Sunday, November 30, 2014

Persepolis
by Marjane Satrapi
   
     This week was a study of women's influence on Comics and the Graphic Narrative. I chose Persepolis by Marjane Satrapi. I chose this work because I knew nothing about it. After and during reading it I could not help but relate it to Maus. It was set in the Iranian Revolution of 1980 and takes place from the perspective of the Author (who at the time was 10-ish years old). It imparts on me a feeling of liberation of women in general from all forms of oppression, or at least women who are not sucked up into the ideologues of the machine of religious reform.

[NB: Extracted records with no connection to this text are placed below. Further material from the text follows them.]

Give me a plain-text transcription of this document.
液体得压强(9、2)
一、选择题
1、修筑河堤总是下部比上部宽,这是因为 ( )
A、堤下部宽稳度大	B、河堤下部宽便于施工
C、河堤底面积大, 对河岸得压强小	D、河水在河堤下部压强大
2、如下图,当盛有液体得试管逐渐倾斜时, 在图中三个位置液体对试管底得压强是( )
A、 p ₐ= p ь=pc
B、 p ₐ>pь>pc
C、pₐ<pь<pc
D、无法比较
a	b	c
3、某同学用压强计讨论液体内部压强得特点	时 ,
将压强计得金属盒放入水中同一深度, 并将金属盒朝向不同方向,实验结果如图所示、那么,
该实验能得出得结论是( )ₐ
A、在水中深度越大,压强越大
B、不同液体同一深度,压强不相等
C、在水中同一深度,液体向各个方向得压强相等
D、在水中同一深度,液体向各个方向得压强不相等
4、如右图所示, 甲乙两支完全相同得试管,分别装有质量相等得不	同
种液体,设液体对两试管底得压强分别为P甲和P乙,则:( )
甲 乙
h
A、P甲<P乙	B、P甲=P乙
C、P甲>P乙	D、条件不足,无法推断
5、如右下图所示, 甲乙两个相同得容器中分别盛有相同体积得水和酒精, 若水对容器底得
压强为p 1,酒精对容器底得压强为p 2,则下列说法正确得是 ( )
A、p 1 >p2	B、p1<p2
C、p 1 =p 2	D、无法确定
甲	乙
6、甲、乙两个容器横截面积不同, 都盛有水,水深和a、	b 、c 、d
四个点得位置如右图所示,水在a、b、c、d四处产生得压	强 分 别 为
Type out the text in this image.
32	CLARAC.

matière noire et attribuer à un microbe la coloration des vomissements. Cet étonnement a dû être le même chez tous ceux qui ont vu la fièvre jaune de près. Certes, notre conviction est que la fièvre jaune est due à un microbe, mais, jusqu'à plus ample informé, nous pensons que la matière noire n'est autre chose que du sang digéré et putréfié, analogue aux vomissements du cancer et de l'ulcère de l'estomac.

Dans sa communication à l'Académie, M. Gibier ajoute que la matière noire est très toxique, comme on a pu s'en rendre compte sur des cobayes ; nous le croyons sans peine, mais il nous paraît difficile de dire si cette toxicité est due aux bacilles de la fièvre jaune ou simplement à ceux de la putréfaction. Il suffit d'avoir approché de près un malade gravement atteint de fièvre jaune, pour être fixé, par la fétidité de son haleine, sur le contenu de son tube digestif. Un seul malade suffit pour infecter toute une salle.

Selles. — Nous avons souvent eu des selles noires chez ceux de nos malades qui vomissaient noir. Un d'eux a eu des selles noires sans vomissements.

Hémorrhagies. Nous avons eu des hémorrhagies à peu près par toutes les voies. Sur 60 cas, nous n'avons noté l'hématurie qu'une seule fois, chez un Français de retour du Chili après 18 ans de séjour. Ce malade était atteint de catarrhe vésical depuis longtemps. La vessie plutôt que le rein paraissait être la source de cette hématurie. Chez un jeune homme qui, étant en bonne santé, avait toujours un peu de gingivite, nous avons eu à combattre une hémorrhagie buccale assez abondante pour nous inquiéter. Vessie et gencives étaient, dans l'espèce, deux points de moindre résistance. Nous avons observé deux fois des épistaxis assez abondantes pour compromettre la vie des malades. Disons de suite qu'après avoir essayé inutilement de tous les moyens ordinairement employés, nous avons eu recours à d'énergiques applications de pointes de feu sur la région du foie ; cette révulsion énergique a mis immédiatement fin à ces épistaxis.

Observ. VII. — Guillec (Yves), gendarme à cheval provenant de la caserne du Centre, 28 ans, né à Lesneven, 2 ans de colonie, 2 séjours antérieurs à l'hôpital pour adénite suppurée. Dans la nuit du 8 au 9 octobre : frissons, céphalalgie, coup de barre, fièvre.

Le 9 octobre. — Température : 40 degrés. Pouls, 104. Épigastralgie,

   A part of the book I found very interesting and similar to Maus was that at one point her mother is criticizing others for taking to much when there is no food on the shelves in the sores, and when they get outside she asks how much rice she managed to carry out. When she sees that it is enough to last them she then says they need to go to the next store to see if they can find more. Much the same way in Maus that the Grandfather was criticizing African Americans while explaining the persecution of his Jewish people by the Germans.
     I think this book sheds a whole new light on Iran for me. In fact I never new it to be the progressive nation that it was. Even if that was due to European Imperialism. It is nice to have the story told to me from this angle because it gives me another perspective to consider when thinking about how I feel about Iran in the current role it is playing in Geo-Politics.